An Oxbridge entrance examination from many years ago posed a deceptively fiendish question.

Paul rogerson

Paul Rogerson

‘What is risk?’

One unfazed sixth-former gave a one-word answer – ‘This’ – and was promptly offered a place for their intellectual precocity.

That story sounds unlikely to me, but I hope it’s true. The student in question deserves to be a Supreme Court judge, at the very least. Maybe it was Jonathan Sumption or Brenda Hale.

I recalled this (probably apocryphal) tale when pondering the subject of our latest Gazette roundtable. How can one reach a new definition of ‘risk’ to a legal practice in an environment of remote and/or hybrid working?

I can’t be as concise as the maverick Oxbridge aspirant. But judging from our roundtable conversation, perhaps ‘risk’ in this context rests on four main pillars: technology, communication, staff welfare and recruitment. With recruitment perhaps the most challenging. Onboarding new people remotely is very difficult indeed; and when you can’t see what your people are doing, so much has to be taken on trust.

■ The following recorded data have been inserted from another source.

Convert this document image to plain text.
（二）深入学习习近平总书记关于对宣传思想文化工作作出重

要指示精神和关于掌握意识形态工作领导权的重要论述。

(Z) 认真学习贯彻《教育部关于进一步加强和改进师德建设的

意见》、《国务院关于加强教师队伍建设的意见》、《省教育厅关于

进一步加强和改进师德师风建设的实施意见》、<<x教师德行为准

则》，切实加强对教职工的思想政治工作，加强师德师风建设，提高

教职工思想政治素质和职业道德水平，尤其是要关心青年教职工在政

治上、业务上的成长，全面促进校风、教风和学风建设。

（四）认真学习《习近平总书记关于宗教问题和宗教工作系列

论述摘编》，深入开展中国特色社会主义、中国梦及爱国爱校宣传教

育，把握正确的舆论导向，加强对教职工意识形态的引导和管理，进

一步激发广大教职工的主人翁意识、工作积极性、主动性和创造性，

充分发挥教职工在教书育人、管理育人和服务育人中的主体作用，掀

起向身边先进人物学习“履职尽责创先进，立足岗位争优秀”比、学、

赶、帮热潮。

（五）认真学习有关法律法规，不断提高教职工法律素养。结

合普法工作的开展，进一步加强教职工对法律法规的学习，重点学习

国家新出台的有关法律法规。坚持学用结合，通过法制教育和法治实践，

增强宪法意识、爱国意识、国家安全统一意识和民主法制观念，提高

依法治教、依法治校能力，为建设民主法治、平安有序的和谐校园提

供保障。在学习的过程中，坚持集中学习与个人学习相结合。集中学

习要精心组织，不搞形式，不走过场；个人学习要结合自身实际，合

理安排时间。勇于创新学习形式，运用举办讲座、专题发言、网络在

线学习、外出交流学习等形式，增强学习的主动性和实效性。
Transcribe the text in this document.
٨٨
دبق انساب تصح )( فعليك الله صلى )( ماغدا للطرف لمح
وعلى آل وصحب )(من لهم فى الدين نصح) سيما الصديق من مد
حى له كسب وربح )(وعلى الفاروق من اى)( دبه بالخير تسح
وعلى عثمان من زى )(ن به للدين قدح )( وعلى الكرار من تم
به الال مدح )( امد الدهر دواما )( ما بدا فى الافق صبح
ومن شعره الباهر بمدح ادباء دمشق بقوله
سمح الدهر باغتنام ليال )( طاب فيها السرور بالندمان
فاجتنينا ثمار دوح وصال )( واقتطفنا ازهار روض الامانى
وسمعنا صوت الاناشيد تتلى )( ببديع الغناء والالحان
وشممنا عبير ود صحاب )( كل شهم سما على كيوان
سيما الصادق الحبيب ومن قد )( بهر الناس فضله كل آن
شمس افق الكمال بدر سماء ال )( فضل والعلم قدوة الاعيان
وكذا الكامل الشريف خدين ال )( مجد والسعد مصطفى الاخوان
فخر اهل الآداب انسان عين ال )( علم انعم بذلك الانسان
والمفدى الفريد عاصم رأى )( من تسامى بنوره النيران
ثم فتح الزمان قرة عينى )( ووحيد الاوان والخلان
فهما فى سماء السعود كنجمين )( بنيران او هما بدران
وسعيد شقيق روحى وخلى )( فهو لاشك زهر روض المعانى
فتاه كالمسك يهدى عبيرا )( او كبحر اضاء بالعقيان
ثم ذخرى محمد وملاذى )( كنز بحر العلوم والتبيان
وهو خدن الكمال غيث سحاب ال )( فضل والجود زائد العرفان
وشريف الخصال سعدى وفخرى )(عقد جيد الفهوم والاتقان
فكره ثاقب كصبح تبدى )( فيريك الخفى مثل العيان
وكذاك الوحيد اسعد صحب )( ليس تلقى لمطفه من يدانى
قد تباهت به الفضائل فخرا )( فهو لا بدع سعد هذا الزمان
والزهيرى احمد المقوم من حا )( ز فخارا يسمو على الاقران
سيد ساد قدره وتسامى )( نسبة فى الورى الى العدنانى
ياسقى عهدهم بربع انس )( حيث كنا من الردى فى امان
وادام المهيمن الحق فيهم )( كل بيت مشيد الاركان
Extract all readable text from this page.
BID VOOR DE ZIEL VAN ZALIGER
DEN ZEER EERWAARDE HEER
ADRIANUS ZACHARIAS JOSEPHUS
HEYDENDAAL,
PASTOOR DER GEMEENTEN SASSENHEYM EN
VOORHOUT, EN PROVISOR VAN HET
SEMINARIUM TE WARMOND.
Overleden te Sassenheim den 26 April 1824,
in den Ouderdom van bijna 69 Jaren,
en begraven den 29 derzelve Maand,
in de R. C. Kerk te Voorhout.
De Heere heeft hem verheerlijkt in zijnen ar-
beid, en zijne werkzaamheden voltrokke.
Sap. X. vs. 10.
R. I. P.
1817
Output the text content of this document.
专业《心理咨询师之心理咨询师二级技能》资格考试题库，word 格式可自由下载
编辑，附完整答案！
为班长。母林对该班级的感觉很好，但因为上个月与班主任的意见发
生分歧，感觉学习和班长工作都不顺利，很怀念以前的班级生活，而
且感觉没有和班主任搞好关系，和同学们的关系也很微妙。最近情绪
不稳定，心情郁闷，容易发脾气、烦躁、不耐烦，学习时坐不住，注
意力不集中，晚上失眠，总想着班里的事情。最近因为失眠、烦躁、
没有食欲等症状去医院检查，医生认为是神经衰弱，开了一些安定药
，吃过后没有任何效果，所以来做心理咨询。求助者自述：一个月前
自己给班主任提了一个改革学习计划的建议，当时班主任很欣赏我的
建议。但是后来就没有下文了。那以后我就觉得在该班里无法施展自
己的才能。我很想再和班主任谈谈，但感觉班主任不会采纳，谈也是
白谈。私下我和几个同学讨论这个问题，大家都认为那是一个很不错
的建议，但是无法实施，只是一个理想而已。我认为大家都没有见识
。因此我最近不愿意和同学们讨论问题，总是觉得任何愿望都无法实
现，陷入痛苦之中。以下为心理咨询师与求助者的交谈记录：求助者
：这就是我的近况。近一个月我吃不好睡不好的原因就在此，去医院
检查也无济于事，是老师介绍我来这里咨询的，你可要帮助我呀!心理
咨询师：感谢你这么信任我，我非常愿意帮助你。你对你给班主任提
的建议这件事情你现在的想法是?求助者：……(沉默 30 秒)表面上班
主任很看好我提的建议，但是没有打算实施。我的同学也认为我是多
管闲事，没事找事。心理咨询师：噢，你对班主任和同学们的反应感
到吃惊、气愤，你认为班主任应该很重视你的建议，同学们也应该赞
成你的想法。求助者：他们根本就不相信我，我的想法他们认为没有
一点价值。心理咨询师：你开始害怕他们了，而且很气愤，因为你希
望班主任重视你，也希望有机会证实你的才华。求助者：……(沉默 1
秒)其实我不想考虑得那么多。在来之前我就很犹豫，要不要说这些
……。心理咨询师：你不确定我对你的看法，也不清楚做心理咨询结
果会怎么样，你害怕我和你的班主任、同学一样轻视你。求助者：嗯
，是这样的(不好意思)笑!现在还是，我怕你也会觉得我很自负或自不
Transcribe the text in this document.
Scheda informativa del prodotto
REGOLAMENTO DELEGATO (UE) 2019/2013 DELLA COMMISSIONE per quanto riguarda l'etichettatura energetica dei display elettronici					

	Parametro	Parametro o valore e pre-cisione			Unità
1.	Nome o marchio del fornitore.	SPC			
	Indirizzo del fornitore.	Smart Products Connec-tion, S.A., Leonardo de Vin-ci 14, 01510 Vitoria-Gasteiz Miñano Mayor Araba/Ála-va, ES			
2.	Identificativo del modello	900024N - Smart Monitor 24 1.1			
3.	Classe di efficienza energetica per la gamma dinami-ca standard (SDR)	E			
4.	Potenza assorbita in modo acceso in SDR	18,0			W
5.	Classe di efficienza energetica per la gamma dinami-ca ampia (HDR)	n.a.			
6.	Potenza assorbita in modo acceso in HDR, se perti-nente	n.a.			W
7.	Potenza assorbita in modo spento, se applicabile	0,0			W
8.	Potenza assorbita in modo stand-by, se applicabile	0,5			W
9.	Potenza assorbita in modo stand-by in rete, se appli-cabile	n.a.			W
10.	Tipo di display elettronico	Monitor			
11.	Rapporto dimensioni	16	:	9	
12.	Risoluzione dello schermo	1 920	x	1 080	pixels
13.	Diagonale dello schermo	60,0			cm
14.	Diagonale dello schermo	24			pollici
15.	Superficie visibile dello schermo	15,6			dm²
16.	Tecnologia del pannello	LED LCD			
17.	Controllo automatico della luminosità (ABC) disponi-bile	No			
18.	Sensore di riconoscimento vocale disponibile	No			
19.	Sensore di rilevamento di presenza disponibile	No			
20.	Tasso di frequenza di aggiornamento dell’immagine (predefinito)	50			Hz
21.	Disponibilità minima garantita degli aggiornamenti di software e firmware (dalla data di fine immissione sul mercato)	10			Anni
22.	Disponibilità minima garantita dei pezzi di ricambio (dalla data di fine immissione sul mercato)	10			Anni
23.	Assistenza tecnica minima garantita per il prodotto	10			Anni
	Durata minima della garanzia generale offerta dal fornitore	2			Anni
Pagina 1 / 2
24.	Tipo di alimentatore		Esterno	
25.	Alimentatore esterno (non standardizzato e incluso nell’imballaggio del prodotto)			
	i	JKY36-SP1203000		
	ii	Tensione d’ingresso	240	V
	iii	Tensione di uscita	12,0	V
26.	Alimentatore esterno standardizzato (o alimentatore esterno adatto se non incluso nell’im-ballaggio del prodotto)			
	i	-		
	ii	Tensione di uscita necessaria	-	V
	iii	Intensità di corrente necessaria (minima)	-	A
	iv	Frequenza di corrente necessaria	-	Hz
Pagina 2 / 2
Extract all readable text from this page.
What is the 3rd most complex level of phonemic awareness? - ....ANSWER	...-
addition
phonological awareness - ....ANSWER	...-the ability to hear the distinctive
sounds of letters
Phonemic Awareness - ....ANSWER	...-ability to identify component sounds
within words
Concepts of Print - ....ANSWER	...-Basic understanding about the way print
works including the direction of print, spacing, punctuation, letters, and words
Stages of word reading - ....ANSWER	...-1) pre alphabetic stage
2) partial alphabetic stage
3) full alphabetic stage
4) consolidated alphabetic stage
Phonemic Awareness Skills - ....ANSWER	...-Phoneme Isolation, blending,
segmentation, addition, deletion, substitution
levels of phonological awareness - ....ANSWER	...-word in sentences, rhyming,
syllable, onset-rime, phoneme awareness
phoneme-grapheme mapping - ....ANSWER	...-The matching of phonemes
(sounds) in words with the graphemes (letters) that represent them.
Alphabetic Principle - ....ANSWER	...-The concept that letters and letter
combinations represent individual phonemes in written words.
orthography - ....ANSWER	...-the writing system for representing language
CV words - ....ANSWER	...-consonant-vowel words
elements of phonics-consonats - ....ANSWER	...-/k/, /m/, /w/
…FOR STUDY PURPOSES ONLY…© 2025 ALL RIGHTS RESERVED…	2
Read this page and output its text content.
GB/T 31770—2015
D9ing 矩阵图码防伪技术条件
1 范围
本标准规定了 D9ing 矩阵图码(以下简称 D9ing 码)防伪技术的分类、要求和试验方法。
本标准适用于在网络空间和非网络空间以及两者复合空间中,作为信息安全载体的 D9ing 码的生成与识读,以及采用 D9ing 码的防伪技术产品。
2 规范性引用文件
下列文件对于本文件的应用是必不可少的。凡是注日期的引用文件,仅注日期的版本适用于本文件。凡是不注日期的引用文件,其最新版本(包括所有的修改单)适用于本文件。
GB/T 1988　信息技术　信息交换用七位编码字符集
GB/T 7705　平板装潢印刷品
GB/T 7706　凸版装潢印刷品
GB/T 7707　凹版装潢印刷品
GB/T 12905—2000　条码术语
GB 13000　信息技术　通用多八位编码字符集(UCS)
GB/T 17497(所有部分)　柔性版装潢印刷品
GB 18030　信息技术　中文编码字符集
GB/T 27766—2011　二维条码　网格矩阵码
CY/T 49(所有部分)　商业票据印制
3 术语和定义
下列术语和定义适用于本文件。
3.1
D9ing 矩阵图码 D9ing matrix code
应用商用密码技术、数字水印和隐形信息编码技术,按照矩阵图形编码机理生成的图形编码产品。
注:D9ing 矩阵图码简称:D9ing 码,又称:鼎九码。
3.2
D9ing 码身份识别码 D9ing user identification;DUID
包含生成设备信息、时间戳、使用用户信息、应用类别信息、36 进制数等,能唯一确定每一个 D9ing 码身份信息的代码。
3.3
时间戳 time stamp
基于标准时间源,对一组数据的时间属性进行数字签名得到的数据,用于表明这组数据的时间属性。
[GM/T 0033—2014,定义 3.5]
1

Getting the culture of your firm right is a prerequisite too: and that is the subject of another contribution this week (p30).

In terms of formal compliance, perhaps it is time for the Solicitors Regulation Authority to issue a virtual practice handbook. So argues our columnist Jonathan Goldsmith, former secretary general of the CCBE, in his weekly Gazette blog. The fact the SRA had to issue specific advice aimed at virtual practice during the pandemic shows that such practice has special features, he notes. But though this advice is largely excellent, it remains tied to the pandemic and cannot all be found in one place. As the pandemic recedes, it will still be needed.

One would expect the regulator to consider the need for discrete rules in this area when we have a clearer picture of how the profession will configure post-pandemic. But it should also be remembered that the new Standards and Regulations were designed to adapt to a rapidly changing sector. They are about to be stress-tested once again.